Credit Suisse extended its global charm offensive on Monday insisting it has "zero tolerance" for tax evasion after hundreds of its clients and top employees became the target of an international fraud probe.
The Zurich-based bank took out multiple adverts in British newspapers over the weekend as part of a damage-limitation effort after law enforcement agencies descended on three of its European offices Friday in a coordinated raid related to a tax evasion and money laundering probe.
"Credit Suisse applies a strict zero tolerance policy and wishes to conduct business with clients that have paid their taxes and fully declared their assets," Monday's ad said. The bank complies "with all applicable laws" in areas where it operates, it added.
Authorities in Europe and Australia on Friday announced a massive, coordinated tax fraud and money laundering investigation with hundreds of possible suspects across five countries. Dutch prosecutors received a tip concerning 55,000 accounts in which suspects may have deposited money without disclosing it to authorities.

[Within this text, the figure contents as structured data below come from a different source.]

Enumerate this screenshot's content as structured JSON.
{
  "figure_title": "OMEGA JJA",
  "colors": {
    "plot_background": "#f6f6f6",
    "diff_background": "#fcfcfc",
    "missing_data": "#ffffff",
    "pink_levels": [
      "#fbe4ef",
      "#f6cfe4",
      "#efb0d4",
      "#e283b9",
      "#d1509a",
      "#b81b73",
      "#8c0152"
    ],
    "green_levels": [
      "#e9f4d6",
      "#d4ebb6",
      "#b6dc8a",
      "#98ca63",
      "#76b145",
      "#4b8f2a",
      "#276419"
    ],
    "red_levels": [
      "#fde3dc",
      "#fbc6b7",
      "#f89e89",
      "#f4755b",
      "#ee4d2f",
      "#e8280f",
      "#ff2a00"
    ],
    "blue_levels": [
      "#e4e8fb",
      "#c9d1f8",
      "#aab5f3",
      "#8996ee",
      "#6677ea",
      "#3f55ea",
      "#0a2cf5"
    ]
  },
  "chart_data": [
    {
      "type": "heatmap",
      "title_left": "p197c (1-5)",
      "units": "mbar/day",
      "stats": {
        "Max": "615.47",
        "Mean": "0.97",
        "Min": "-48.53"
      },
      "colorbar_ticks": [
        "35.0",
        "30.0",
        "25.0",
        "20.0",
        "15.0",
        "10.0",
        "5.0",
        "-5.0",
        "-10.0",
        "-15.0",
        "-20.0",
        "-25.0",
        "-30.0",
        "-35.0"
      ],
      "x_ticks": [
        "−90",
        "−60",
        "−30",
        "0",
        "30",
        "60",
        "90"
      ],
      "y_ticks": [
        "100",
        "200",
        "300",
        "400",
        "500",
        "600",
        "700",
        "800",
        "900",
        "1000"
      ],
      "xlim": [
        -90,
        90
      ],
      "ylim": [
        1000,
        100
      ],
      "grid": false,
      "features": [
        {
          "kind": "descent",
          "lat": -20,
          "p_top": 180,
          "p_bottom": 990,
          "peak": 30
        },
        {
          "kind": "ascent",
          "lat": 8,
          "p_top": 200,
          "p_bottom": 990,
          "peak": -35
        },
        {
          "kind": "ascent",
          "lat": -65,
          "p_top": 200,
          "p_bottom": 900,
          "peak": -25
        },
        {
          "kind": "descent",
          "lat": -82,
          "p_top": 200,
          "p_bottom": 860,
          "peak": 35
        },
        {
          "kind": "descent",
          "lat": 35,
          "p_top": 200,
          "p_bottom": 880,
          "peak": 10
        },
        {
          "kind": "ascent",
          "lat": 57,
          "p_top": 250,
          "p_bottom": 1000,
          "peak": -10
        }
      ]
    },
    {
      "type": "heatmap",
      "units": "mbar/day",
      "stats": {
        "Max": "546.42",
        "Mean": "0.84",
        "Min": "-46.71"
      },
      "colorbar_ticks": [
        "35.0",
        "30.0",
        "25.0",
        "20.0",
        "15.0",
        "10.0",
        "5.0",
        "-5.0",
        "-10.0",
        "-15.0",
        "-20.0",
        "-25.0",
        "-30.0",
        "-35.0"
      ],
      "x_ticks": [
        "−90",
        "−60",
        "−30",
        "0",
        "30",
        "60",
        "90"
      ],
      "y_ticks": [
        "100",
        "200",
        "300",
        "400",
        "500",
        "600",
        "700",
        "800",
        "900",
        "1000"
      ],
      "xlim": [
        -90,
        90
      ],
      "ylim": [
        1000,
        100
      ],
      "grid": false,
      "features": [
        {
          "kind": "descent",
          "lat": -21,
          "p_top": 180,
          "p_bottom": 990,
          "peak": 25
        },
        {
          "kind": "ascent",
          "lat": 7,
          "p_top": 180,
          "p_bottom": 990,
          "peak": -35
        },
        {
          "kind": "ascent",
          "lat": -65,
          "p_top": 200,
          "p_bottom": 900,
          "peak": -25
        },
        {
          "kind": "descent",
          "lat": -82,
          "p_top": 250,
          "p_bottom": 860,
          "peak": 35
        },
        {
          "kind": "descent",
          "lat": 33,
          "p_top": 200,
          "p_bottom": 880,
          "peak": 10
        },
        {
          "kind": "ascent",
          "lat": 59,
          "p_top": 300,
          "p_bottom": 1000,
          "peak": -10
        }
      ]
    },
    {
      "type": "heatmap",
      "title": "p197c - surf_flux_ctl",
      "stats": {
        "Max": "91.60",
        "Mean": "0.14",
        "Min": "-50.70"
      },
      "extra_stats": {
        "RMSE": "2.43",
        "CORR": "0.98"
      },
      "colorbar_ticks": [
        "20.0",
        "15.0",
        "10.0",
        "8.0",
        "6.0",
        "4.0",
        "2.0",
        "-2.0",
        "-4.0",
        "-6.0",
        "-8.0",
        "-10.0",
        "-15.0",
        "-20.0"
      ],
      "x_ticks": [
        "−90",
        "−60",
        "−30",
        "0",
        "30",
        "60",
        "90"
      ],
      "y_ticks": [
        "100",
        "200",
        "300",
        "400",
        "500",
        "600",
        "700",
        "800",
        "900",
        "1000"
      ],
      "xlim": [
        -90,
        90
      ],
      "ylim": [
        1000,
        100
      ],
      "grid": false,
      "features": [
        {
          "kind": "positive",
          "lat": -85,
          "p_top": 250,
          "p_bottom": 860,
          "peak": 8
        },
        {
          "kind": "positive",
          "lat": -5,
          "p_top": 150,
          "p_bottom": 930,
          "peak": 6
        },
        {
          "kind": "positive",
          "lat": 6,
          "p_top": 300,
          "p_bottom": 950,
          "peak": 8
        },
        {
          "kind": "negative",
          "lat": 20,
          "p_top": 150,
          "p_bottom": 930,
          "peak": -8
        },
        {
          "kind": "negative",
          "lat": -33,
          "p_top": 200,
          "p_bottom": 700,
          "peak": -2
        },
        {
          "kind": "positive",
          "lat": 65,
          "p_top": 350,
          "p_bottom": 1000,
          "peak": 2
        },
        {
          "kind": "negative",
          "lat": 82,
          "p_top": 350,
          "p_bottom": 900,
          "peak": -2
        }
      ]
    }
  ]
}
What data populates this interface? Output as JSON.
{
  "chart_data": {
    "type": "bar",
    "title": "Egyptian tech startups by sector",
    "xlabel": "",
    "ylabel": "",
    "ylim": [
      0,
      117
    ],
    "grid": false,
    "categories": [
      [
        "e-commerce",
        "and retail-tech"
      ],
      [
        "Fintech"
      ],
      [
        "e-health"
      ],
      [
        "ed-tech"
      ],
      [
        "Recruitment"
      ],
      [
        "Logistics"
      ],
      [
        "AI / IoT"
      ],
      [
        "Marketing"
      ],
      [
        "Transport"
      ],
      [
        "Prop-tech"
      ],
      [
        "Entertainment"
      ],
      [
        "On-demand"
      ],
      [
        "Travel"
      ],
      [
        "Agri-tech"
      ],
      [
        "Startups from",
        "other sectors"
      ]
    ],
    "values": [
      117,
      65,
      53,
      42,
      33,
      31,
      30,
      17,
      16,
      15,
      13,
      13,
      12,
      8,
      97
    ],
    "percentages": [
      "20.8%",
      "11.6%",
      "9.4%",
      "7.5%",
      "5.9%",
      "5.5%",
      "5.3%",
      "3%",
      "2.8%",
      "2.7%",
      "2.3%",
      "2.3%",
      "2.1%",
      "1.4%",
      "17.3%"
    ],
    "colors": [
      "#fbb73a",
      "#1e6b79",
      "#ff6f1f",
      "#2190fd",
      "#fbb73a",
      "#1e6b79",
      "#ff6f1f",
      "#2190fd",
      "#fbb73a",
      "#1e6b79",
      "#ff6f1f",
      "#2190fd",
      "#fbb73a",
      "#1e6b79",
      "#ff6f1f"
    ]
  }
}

However, an investigation had been originally launched back in 2016 across five countries, and could see results or actions in the next few weeks.
Credit Suisse's head of international wealth management, Iqbal Khan, told the Bloomberg news agency at the weekend that they were surprised by the investigations. However, he shared that the bank had later initiated an internal inquiry. Khan added, "If any individuals are implicated or have violated against these processes or procedures or policies that are in place then we will identify that very quickly."
That claim appeared to be at odds with a statement from Britain's Revenue and Customs office, which referenced "senior employees" of a "global financial institution" as a focus of the investigation.
Khan also told Bloomberg he was surprised by the timing of the probe since Credit Suisse had "taken a proactive stance" against tax evasion in Europe.
None of the authorities participating in the operation disclosed the name of the financial institution but Credit Suisse, Switzerland’s second largest bank, admitted that local authorities had visited its offices in Amsterdam, London and Paris "concerning client tax matters."
A spokesperson for the bank said that they were cooperating with authorities and that they had launched an internal probe into the matter.
The investigations, however, infuriated Switzerland's authorities because they were not given prior information about the same. The Dutch prosecutors said that they did not involve Swiss authorities in the investigations as the suspects were related only to Swiss accounts and were not Swiss residents.
Moreover, the FIOD said in a statement, "If the Swiss authorities wish to receive information on the investigation, we, the other countries involved and Eurojust, are always willing to discuss (that) with them."
Eurojust, the agency of the European Union, which deals with judicial co-operation in criminal issues, said that the inspections began in 2016 and any further actions are expected to take place in the next few weeks.
Eurojust said that the Dutch prosecutors had analyzed large volumes of information to search for those suspected of tax evasions and money laundering.